I am not looking for absolute certainty in anything. I just want to see the historical performance of IV from that moment in time forward. Sure anything can change at any moment, that is the market and that is life. I can't prove that a stock will continue to go up in the future. But when I find a stock that meets my subjective criteria of strength I want to see how well IV corrals those expected moves. Every symbol is different with a different set of market makers, players and participants. It is their collective buying and selling of that helps shape future expectations of IV. Some will do a better job collectively than others. I just want to know who is doing the worst job of pricing ATM Calls over the last year for certain stocks. Any idea how often the Closing price of the VIX predicts the SPY or S&P 500 Cash 30 days out on the upside? I have provided the data in the above posts. I just need to write the code. If you have the framework already set up to answer that question then please share the results here!!!
One other thing for anyone else reading this, I am interested in this study from a Long Call/Long Premium perspective. Selling Premium Naked or even in a spread is a nice way to gather a ton of wins and then the inevitable soul crushing 3 stdev lighting fast move that knocks your head off and takes half a year or more of profits back. I have no interest in personally backtesting the tastytrade method of premium selling but my understanding is you would earn a whopping 3% a year with some insane drawdowns even in the best case scenario.
Maybe "wrong" is the wrong word. Let's say that implied volatility shows a 30% chance of a move happening and you later historically find out that the 30% event actually happens 40% historically then that pricing models suggests IV was undervalued by 10%. Now if you reverse that scenario you have volatility that is more expensive than the implied outcome. This is why some brave folks (not me) like to sell premium before earnings. They fell that the implied move is overstated and overvalued and that IV will collapse before price ever reaches the sellers strikes. I simply want to find out the opposite, how undervalued are CALLS in certain stocks that I have subjectively picked. It isn't a news that PUTS are typically more expensive than CALLS, I just want to see how "off" the pricing is on the CALL side.
That is exactly what I am going to do. It never hurts to check first. For example, if someone said "I am going to spend the next month backtesting tastytrade's strategy" then I or someone else would speak up and say "hold on a second there ; already been done, check this out".
Ah.

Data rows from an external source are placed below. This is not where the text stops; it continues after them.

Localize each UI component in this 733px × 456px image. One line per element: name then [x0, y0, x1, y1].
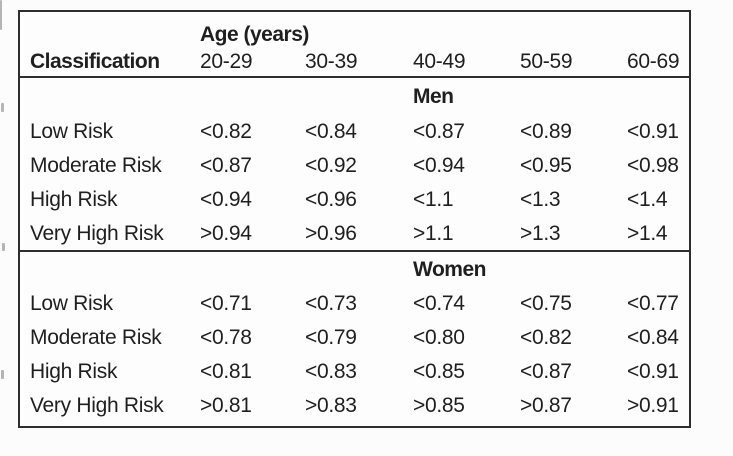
- value-cell: <0.77: [627, 291, 679, 315]
- table-row: Very High Risk >0.94 >0.96 >1.1 >1.3 >1.…: [20, 216, 689, 250]
- value-cell: >1.4: [627, 221, 668, 245]
- value-cell: >0.96: [305, 221, 357, 245]
- age-column-header: 20-29: [200, 49, 253, 73]
- row-label: Moderate Risk: [30, 325, 162, 349]
- classification-header: Classification: [30, 49, 160, 73]
- value-cell: >0.81: [200, 393, 252, 417]
- age-group-header: Age (years): [200, 23, 309, 46]
- table-row: High Risk <0.81 <0.83 <0.85 <0.87 <0.91: [20, 354, 689, 388]
- value-cell: >0.94: [200, 221, 252, 245]
- age-header-row: Age (years): [20, 12, 689, 46]
- value-cell: >1.3: [520, 221, 561, 245]
- value-cell: <0.96: [305, 187, 357, 211]
- value-cell: <0.80: [413, 325, 465, 349]
- section-header-row-women: Women: [20, 250, 689, 286]
- value-cell: <1.3: [520, 187, 561, 211]
- table-row: Very High Risk >0.81 >0.83 >0.85 >0.87 >…: [20, 388, 689, 422]
- scan-edge-artifact: [1, 103, 4, 112]
- value-cell: >0.85: [413, 393, 465, 417]
- value-cell: >0.91: [627, 393, 679, 417]
- age-column-header: 50-59: [520, 49, 573, 73]
- value-cell: <0.75: [520, 291, 572, 315]
- age-column-header: 30-39: [305, 49, 358, 73]
- section-header-men: Men: [413, 84, 454, 108]
- value-cell: <1.4: [627, 187, 668, 211]
- value-cell: <0.94: [200, 187, 252, 211]
- value-cell: <0.78: [200, 325, 252, 349]
- value-cell: <0.84: [627, 325, 679, 349]
- row-label: Very High Risk: [30, 221, 164, 245]
- row-label: Moderate Risk: [30, 153, 162, 177]
- table-row: Low Risk <0.71 <0.73 <0.74 <0.75 <0.77: [20, 286, 689, 320]
- age-column-header: 60-69: [627, 49, 680, 73]
- scan-edge-artifact: [2, 243, 5, 251]
- section-header-women: Women: [413, 257, 486, 281]
- value-cell: <0.74: [413, 291, 465, 315]
- column-header-row: Classification 20-29 30-39 40-49 50-59 6…: [20, 46, 689, 78]
- value-cell: <0.73: [305, 291, 357, 315]
- value-cell: >0.83: [305, 393, 357, 417]
- value-cell: <0.85: [413, 359, 465, 383]
- value-cell: >1.1: [413, 221, 454, 245]
- value-cell: <0.81: [200, 359, 252, 383]
- section-header-row-men: Men: [20, 78, 689, 114]
- value-cell: <0.98: [627, 153, 679, 177]
- value-cell: <0.95: [520, 153, 572, 177]
- value-cell: <0.87: [200, 153, 252, 177]
- table-row: Low Risk <0.82 <0.84 <0.87 <0.89 <0.91: [20, 114, 689, 148]
- value-cell: <0.94: [413, 153, 465, 177]
- value-cell: >0.87: [520, 393, 572, 417]
- empty-cell: [20, 45, 200, 46]
- value-cell: <0.83: [305, 359, 357, 383]
- row-label: Very High Risk: [30, 393, 164, 417]
- row-label: Low Risk: [30, 291, 113, 315]
- table-row: High Risk <0.94 <0.96 <1.1 <1.3 <1.4: [20, 182, 689, 216]
- scan-edge-artifact: [1, 370, 4, 379]
- value-cell: <0.82: [520, 325, 572, 349]
- value-cell: <0.84: [305, 119, 357, 143]
- value-cell: <0.87: [413, 119, 465, 143]
- value-cell: <1.1: [413, 187, 454, 211]
- value-cell: <0.87: [520, 359, 572, 383]
- row-label: Low Risk: [30, 119, 113, 143]
- table-row: Moderate Risk <0.78 <0.79 <0.80 <0.82 <0…: [20, 320, 689, 354]
- row-label: High Risk: [30, 359, 118, 383]
- value-cell: <0.91: [627, 119, 679, 143]
- value-cell: <0.79: [305, 325, 357, 349]
- row-label: High Risk: [30, 187, 118, 211]
- risk-classification-table: Age (years) Classification 20-29 30-39 4…: [18, 10, 691, 428]
- value-cell: <0.91: [627, 359, 679, 383]
- table-row: Moderate Risk <0.87 <0.92 <0.94 <0.95 <0…: [20, 148, 689, 182]
- value-cell: <0.89: [520, 119, 572, 143]
- scan-edge-artifact: [0, 0, 2, 30]
- value-cell: <0.92: [305, 153, 357, 177]
- value-cell: <0.71: [200, 291, 252, 315]
- age-column-header: 40-49: [413, 49, 466, 73]
- value-cell: <0.82: [200, 119, 252, 143]
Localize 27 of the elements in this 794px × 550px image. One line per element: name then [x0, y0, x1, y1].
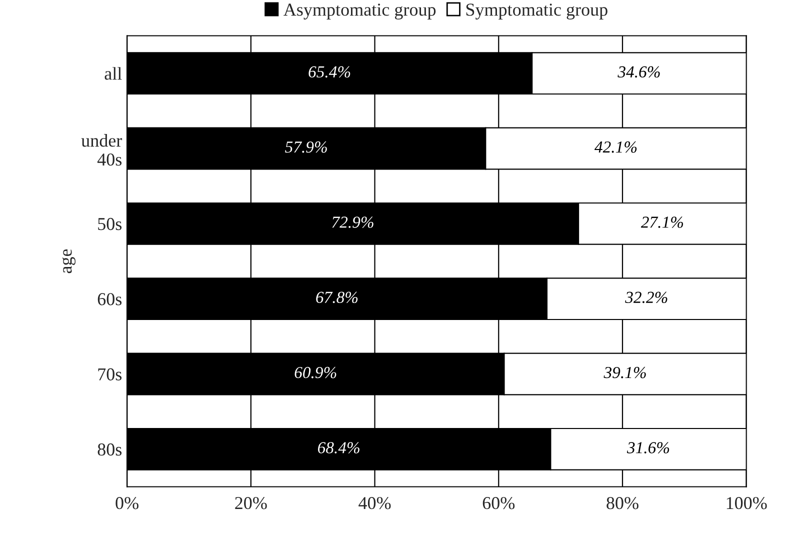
- data-label: 34.6%: [618, 66, 660, 78]
- y-tick-label: all: [104, 67, 122, 80]
- x-tick-label: 80%: [606, 496, 638, 510]
- y-tick-label: 80s: [98, 443, 122, 456]
- x-tick-label: 20%: [235, 496, 267, 510]
- data-label: 32.2%: [625, 292, 668, 304]
- x-tick-label: 40%: [358, 496, 391, 510]
- x-tick-label: 60%: [482, 496, 515, 510]
- data-label: 31.6%: [626, 442, 670, 454]
- data-label: 60.9%: [294, 366, 336, 378]
- y-tick-label: 60s: [98, 293, 122, 306]
- data-label: 27.1%: [640, 216, 684, 228]
- x-tick-label: 100%: [726, 496, 767, 510]
- data-label: 39.1%: [604, 366, 646, 378]
- y-tick-label: under 40s: [81, 134, 122, 166]
- data-label: 68.4%: [318, 442, 360, 454]
- data-label: 57.9%: [285, 141, 327, 153]
- legend-label: Symptomatic group: [466, 4, 608, 20]
- data-label: 42.1%: [594, 141, 637, 153]
- x-tick-label: 0%: [116, 496, 138, 510]
- y-tick-label: 50s: [98, 218, 122, 230]
- data-label: 72.9%: [332, 216, 374, 228]
- data-label: 65.4%: [308, 66, 350, 78]
- y-tick-label: 70s: [98, 368, 122, 380]
- data-label: 67.8%: [316, 292, 358, 304]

I get it now. I don’t know of a study that showed if upside calls are statistically cheap. That’s been a typical view that skew is overpriced but I think most are trying to monetize the downside more than the upside. Certainly you could find a subset of stocks where upside calls are statistically cheap.
This is an interesting thread. I am not totally in-sync but thought I'd throw this out. I wrote a fairly simple TOS Study to create a "RealizedFutureVolatility" -- Which merely cheats, and looks at what actually happened, and line up the time line to the Implied Volatility. The one shown here is the VIX and the equivalent statistical volatility over a rolling 21 Trading days (close approximation to 30 Cal days). Highlights the intervals with IV < RFV (infrequent and apparently very seldom tests the upper move-if ever). Comparing against SPX (instead of SPY to eliminate any glitches with dividends etc) -- See middle study (RealizedFutureVolatility VS Implied)
That is interesting and forgive me if I missed this is your study but my goal is not to measure IV vs. Realized Volatility. My goal is the take the POT (probability of touch) which is calculated using IV. I want to see how often PRICE exceeds the upper 1 standard deviation set by the current IV. Let me give you a real current example using the SPY: The current ATM IV for June 15th 2018 expiration 13.54% So what would be the price of the SPY 1 standard deviation upwards based on current implied vol? It would be about 278.18 So using a probability of touch calculator the current implied vol of 13.54% says that there is a 34.44% Chance that the SPY will touch 278.18 on or before expiration. Now there is a 34.44% chance as of today that 278.18 will be touched before expiration, this is not an absolute certainty but it is what Implied Volatility is currently saying. The point of my study is to look back and see how well that 34.44% chance of touching holds up historically. If you find a stock that drifts upwards then the IV will stay cheap due to a lack of volatility and I expect those upper price bounds to be undervalued. Undervalued from an IV perspective.
https://www.tastytrade.com/tt/shows/market-measures/episodes/testing-probability-of-touch-10-27-2014 It looks like the tastytrade gang did some research on this. But it is slanted to support their bias on selling premium. Again, I have different goal and that is to isolate things on just the CALL side/long premium side.